那时祝衍乍然从天才的温床和光环里被鲜血淋漓地剖出来,才发现这世上有些人生来骨子里就刻写着权谋争斗,冷酷、自私、无情就是名利场上的筹码。权贵们随手一指,千千万万个像他这样的人就只能绝望地看着自己的世界逐渐崩塌。
于是他心里的那束光彻底熄灭了,善恶观也不复存在。比起过去,他甚至更享受当下这种所有人平等求生的局面,无论从前是天之骄子还是市井小民,都一样被丢入弱肉强食的规则里竞相追逐。
“李牧祁是这样,你也流着和他同样的血。对普通人的同情根本就不会出现在你们的课本里,根本没人教过你们,每条生命都是一样珍贵的。
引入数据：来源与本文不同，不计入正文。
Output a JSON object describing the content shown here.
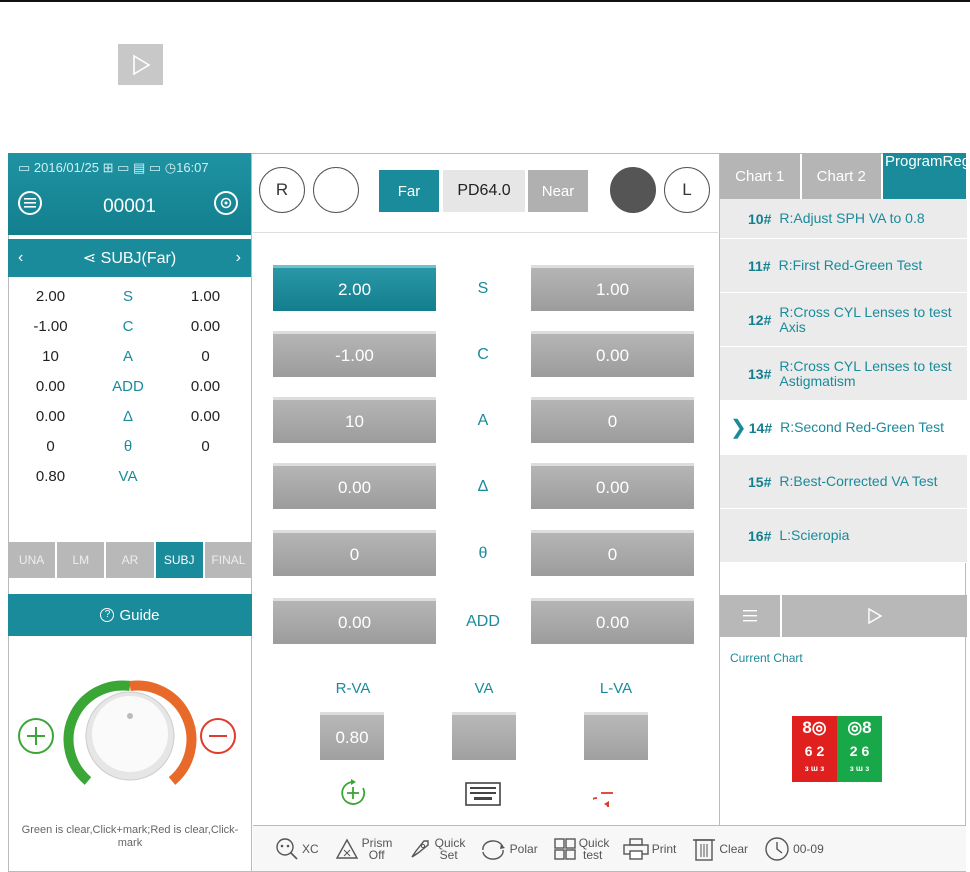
{
  "header": {
    "date": "▭ 2016/01/25 ⊞ ▭ ▤ ▭ ◷16:07",
    "patient_no": "00001"
  },
  "left": {
    "mode_title": "SUBJ(Far)",
    "rows": [
      {
        "r": "2.00",
        "label": "S",
        "l": "1.00"
      },
      {
        "r": "-1.00",
        "label": "C",
        "l": "0.00"
      },
      {
        "r": "10",
        "label": "A",
        "l": "0"
      },
      {
        "r": "0.00",
        "label": "ADD",
        "l": "0.00"
      },
      {
        "r": "0.00",
        "label": "Δ",
        "l": "0.00"
      },
      {
        "r": "0",
        "label": "θ",
        "l": "0"
      },
      {
        "r": "0.80",
        "label": "VA",
        "l": ""
      }
    ],
    "tabs": [
      "UNA",
      "LM",
      "AR",
      "SUBJ",
      "FINAL"
    ],
    "active_tab": "SUBJ",
    "guide_label": "Guide",
    "hint": "Green is clear,Click+mark;Red is clear,Click-mark"
  },
  "center": {
    "eye_r": "R",
    "eye_l": "L",
    "far": "Far",
    "pd": "PD64.0",
    "near": "Near",
    "rows": [
      {
        "r": "2.00",
        "label": "S",
        "l": "1.00"
      },
      {
        "r": "-1.00",
        "label": "C",
        "l": "0.00"
      },
      {
        "r": "10",
        "label": "A",
        "l": "0"
      },
      {
        "r": "0.00",
        "label": "Δ",
        "l": "0.00"
      },
      {
        "r": "0",
        "label": "θ",
        "l": "0"
      },
      {
        "r": "0.00",
        "label": "ADD",
        "l": "0.00"
      }
    ],
    "rva_label": "R-VA",
    "va_label": "VA",
    "lva_label": "L-VA",
    "rva_value": "0.80",
    "va_value": "",
    "lva_value": ""
  },
  "right": {
    "tabs": [
      "Chart 1",
      "Chart 2",
      "ProgramReg"
    ],
    "program": [
      {
        "num": "10#",
        "text": "R:Adjust SPH VA to 0.8"
      },
      {
        "num": "11#",
        "text": "R:First Red-Green Test"
      },
      {
        "num": "12#",
        "text": "R:Cross CYL Lenses to test Axis"
      },
      {
        "num": "13#",
        "text": "R:Cross CYL Lenses to test Astigmatism"
      },
      {
        "num": "14#",
        "text": "R:Second Red-Green Test"
      },
      {
        "num": "15#",
        "text": "R:Best-Corrected VA Test"
      },
      {
        "num": "16#",
        "text": "L:Scieropia"
      }
    ],
    "current_chart_label": "Current Chart",
    "chart_red": {
      "top": "8◎",
      "mid": "6 2",
      "bot": "ɜ ɯ ɜ"
    },
    "chart_green": {
      "top": "◎8",
      "mid": "2 6",
      "bot": "ɜ ɯ ɜ"
    }
  },
  "toolbar": {
    "xc": "XC",
    "prism": "Prism Off",
    "quickset": "Quick Set",
    "polar": "Polar",
    "quicktest": "Quick test",
    "print": "Print",
    "clear": "Clear",
    "timer": "00-09"
  },
  "colors": {
    "teal": "#1a8b9a",
    "grey": "#a8a8a8",
    "green": "#3aa635",
    "red": "#e03a2a"
  }
}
”祝衍笑着,凄凉的眼角挂着嘲讽,“你们的命是命,可那些你们以为蝼蚁一样的普通人的命也是命。对你们来说,我们连一粒沙子都不如,可以被随便践踏。”
就像在野外捕食的野兽,在它们眼里,捕杀比自己弱小的动物,是打从娘胎里落地一睁眼就知道的东西,谈什么对错呢?
这是比“何不食肉糜”还要恐怖千百倍的思维方式。
李潇涵再也说不出一句话了,他只是走过去,伸手抓住了祝衍布满纹身的手臂,轻轻地搓了几下。
纹身下面是狰狞的疤痕,经年累月摩擦着难以愈合的伤口,这些黑暗的、被禁锢在荆棘里的野兽,只是为了掩盖这些难看的伤疤而已。
祝衍抓住李潇涵的衣领,情绪彻底崩溃:“你毁了我的一生,李潇涵!他们都死了,轮到你了!现在轮到你了!”
李潇涵嘴唇翕动,无言以对,一种近似后悔的情感爬上他心中已经风干了许多年的裂缝。
但他这一生几乎没有后悔过任何事,所以直到此刻,他都无法确定心里那种情绪究竟是什么。
祝衍见他这副失魂落魄的样子,噙着眼泪冷笑了一声:“你还想有朋友?你觉得你有资格吗,李潇涵,你配吗?”
“我……”
即墨柔打断了李潇涵,将祝衍的胳膊从他手中抽出来,说:“不用了,讨论这个没有意义。走吧,方舟的收容区有你单独的房间。”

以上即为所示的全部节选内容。